Catalytic
transformation of light alkanes could have considerable
practical value, yet remains one of the most challenging areas in
catalysis research due to the inertness of the C–H bond. Here,
we proposed an efficient ammodehydrogenation (ADeH) catalytic system
for the direct C–N linkage between light alkanes and ammonia
for CH3CN and H2 (CO
x
free) production. This breakthrough is achieved over bifunctional
metal-modified HZSM-5 catalysts, through the tandem dehydrogenation–amination–dehydrogenation
mechanism. We show that ethane ADeH over the Pt/HZSM-5 catalyst can
be realized under atmospheric pressure at temperatures as low as 350
°C. The specific rate of CH3CN is ∼60 μmol/(g
min), and the selectivity is up to 99% under such mild conditions.

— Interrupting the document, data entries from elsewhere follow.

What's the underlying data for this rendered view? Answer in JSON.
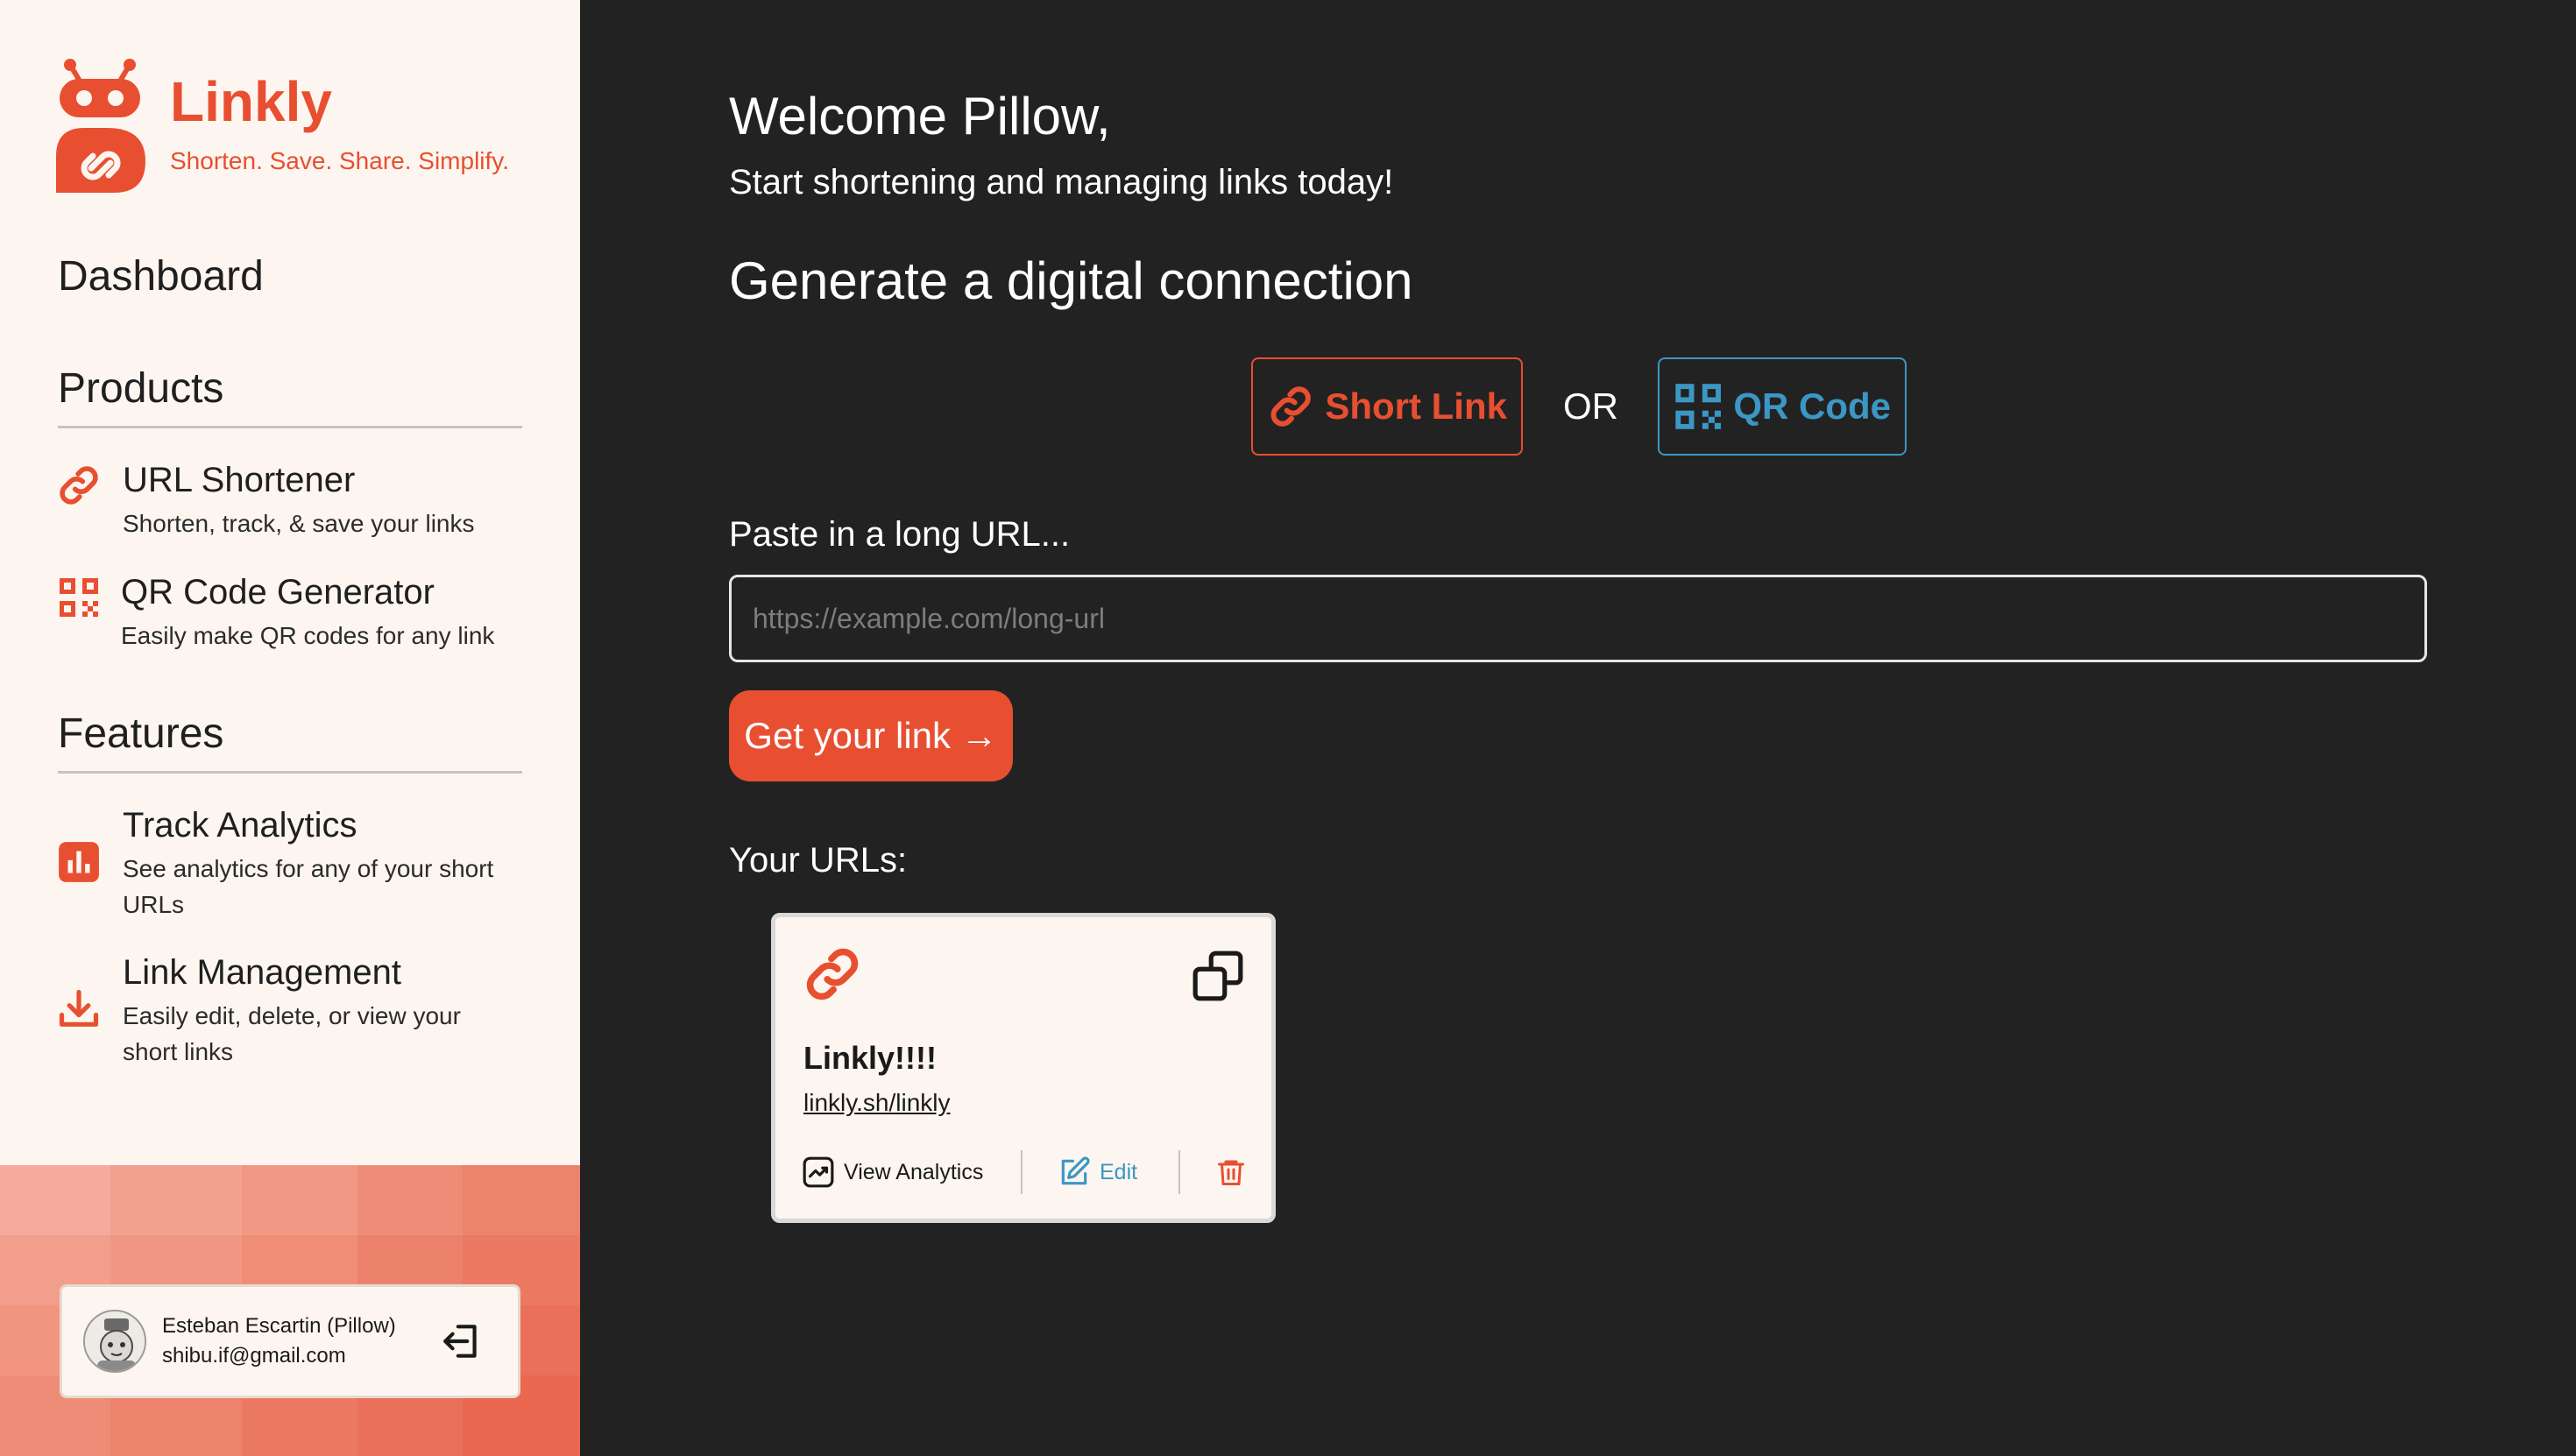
{
  "brand": {
    "name": "Linkly",
    "tagline": "Shorten. Save. Share. Simplify."
  },
  "sidebar": {
    "dashboard_label": "Dashboard",
    "products_title": "Products",
    "products": [
      {
        "title": "URL Shortener",
        "desc": "Shorten, track, & save your links",
        "icon": "link-icon"
      },
      {
        "title": "QR Code Generator",
        "desc": "Easily make QR codes for any link",
        "icon": "qr-code-icon"
      }
    ],
    "features_title": "Features",
    "features": [
      {
        "title": "Track Analytics",
        "desc": "See analytics for any of your short URLs",
        "icon": "bar-chart-icon"
      },
      {
        "title": "Link Management",
        "desc": "Easily edit, delete, or view your short links",
        "icon": "download-icon"
      }
    ]
  },
  "user": {
    "name": "Esteban Escartin (Pillow)",
    "email": "shibu.if@gmail.com"
  },
  "main": {
    "welcome": "Welcome Pillow,",
    "subtitle": "Start shortening and managing links today!",
    "generate_title": "Generate a digital connection",
    "short_link_label": "Short Link",
    "or_label": "OR",
    "qr_code_label": "QR Code",
    "url_label": "Paste in a long URL...",
    "url_placeholder": "https://example.com/long-url",
    "url_value": "",
    "get_link_label": "Get your link →",
    "your_urls_label": "Your URLs:"
  },
  "urls": [
    {
      "title": "Linkly!!!!",
      "short_url": "linkly.sh/linkly",
      "analytics_label": "View Analytics",
      "edit_label": "Edit"
    }
  ],
  "colors": {
    "accent": "#e84f31",
    "qr_blue": "#3b97c4",
    "sidebar_bg": "#fdf6f0",
    "main_bg": "#232223"
  }
}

The yield of CH3CN increases with increasing temperature;
however, the selectivity decreases due to the formation of HCN, C2H4, and CH4. Additionally, the Pt/HZSM-5
catalyst is coke-resistant during the ADeH owing to the strong interaction
between NH3 and the acid sites of the catalyst. We anticipate
that the proposed ADeH could be extended for the transformation of
various n/iso-alkanes with tunable selectivity to
alkene and nitriles.